P.S. The error can also be fixed by cloning tensor h and modifying the new one instead of the cloned one. But here I am more interested in the explanation of the behavior rather than the fix.

import torch
import torch.nn as nn
from itertools import chain

with torch.autograd.set_detect_anomaly(True):
    l1 = nn.Linear(7, 10)
    l2 = nn.Linear(10, 3)


    criterion = torch.nn.CrossEntropyLoss()
    optim = torch.optim.Adam(chain(l1.parameters(), l2.parameters()))
    optim.zero_grad()

    x = torch.randn(2, 7)
    y = torch.tensor([0,2]).long()
    h = l1(x)

    # tanh trigger Runtime Error
    h = torch.tanh(h)
    # ReLU does not trigger Runtime Error
    # h = torch.relu(h)

    # in-place set to 0 some elements
    h[:, torch.tensor([1,4,6]).long()] = 0.
    out = l2(h)

    loss = criterion(out, y)
    loss.backward()
    optim.step()

EDIT:
The error returned by the runtime is the following:

Warning: Traceback of forward call that caused the error:
  File "test.py", line 18, in <module>
    h = torch.tanh(h)
Traceback (most recent call last):
  File "test.py", line 28, in <module>
    loss.backward()
    torch.autograd.backward(self, gradient, retain_graph, create_graph)
RuntimeError: one of the variables needed for gradient computation has been modified by an inplace operation: [torch.FloatTensor [2, 10]], which is output 0 of TanhBackward, is at version 1; expected version 0 instead.

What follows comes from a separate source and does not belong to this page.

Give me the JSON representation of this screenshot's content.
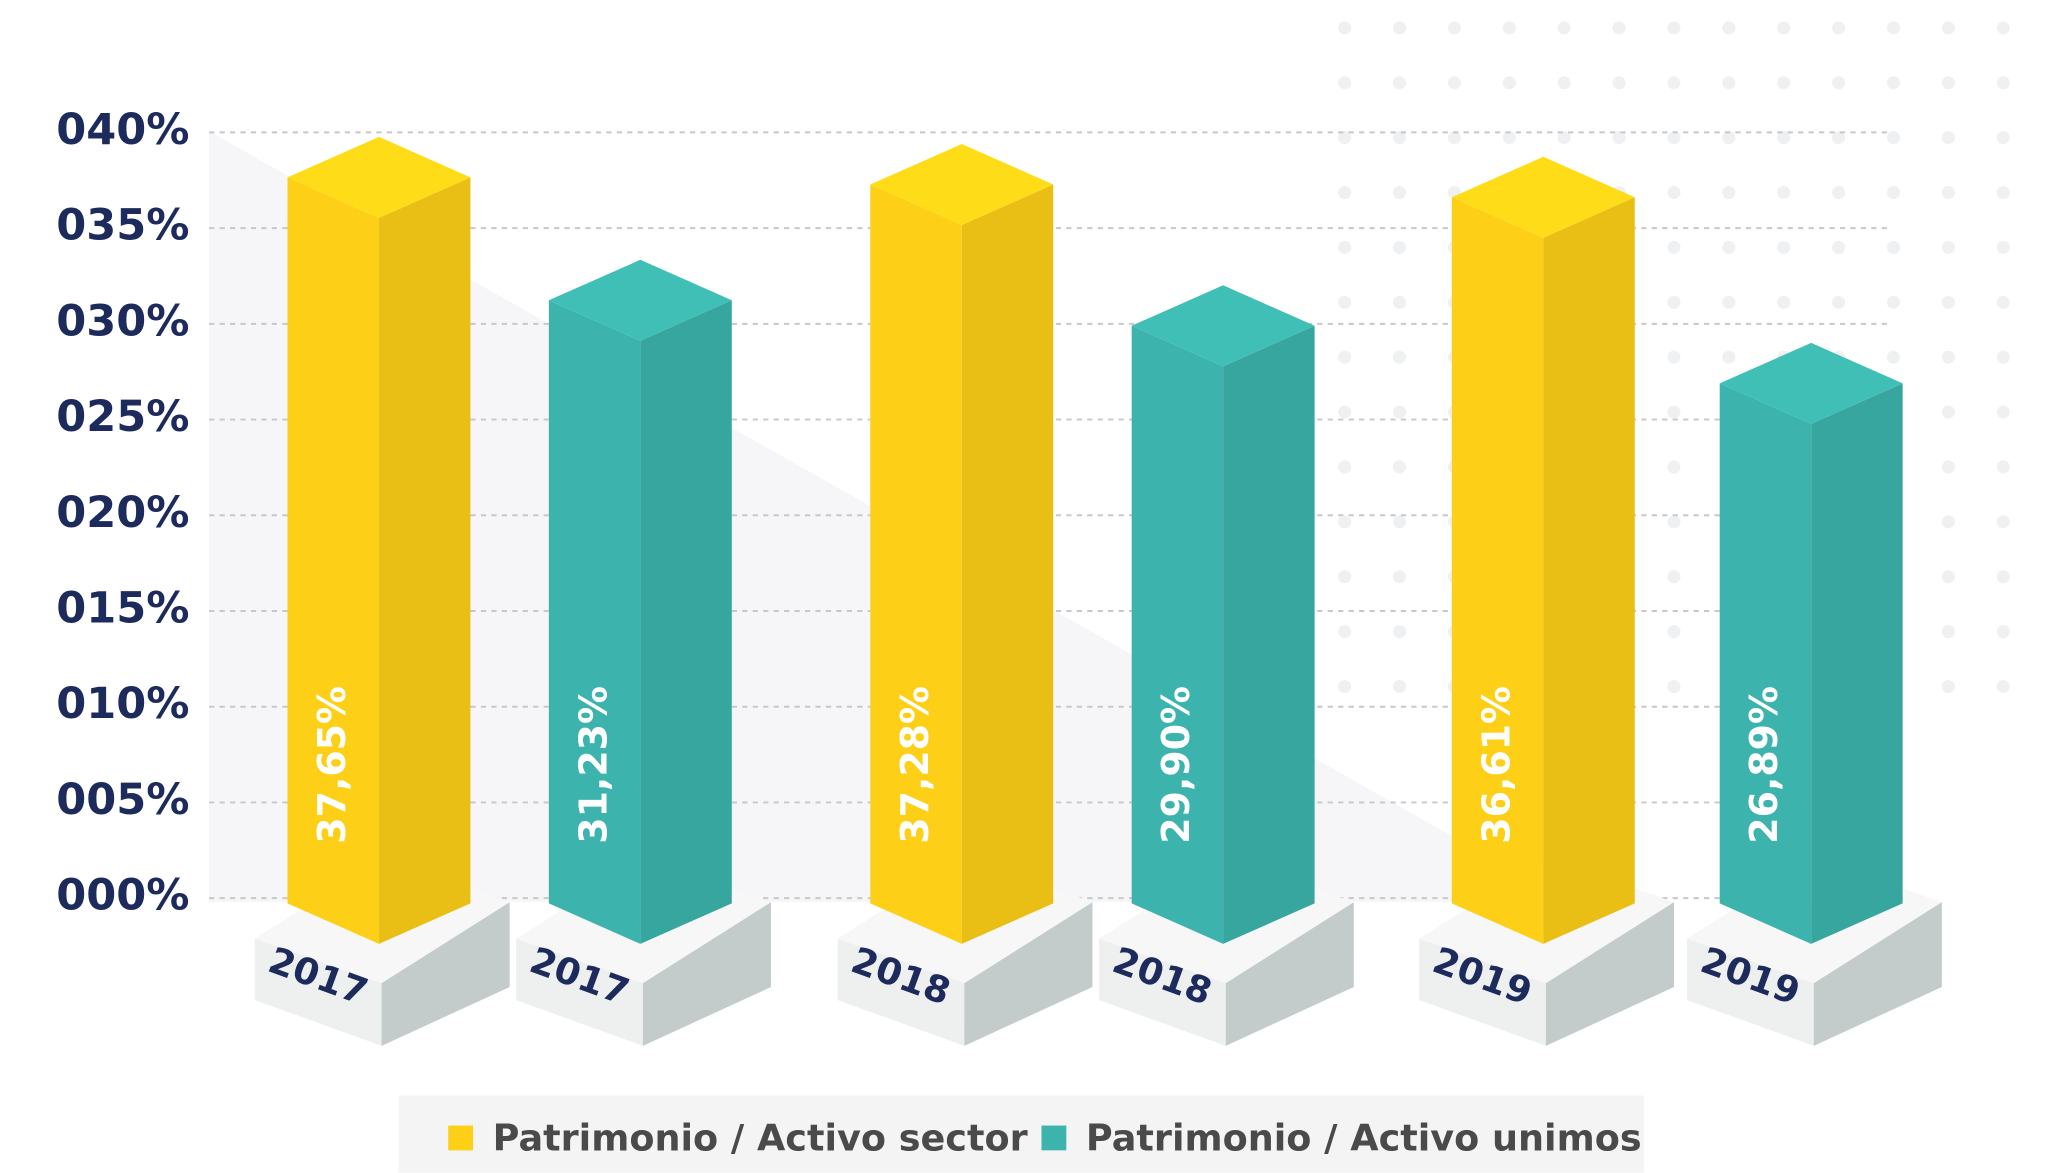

Hint: the backtrace further above shows the operation that failed to compute its gradient. The variable in question was changed in there or anywhere later. Good luck!

Saurabh_Kataria · August 8, 2020, 5:08pm

I faced the same issue even with the latest pytorch1.7.0.a0* : “Warning: Error detected in TanhBackward.”, “RuntimeError: one of the variables needed for gradient computation has been modified by an inplace operation”. Resolved it by cloning the tensor (as you suggested).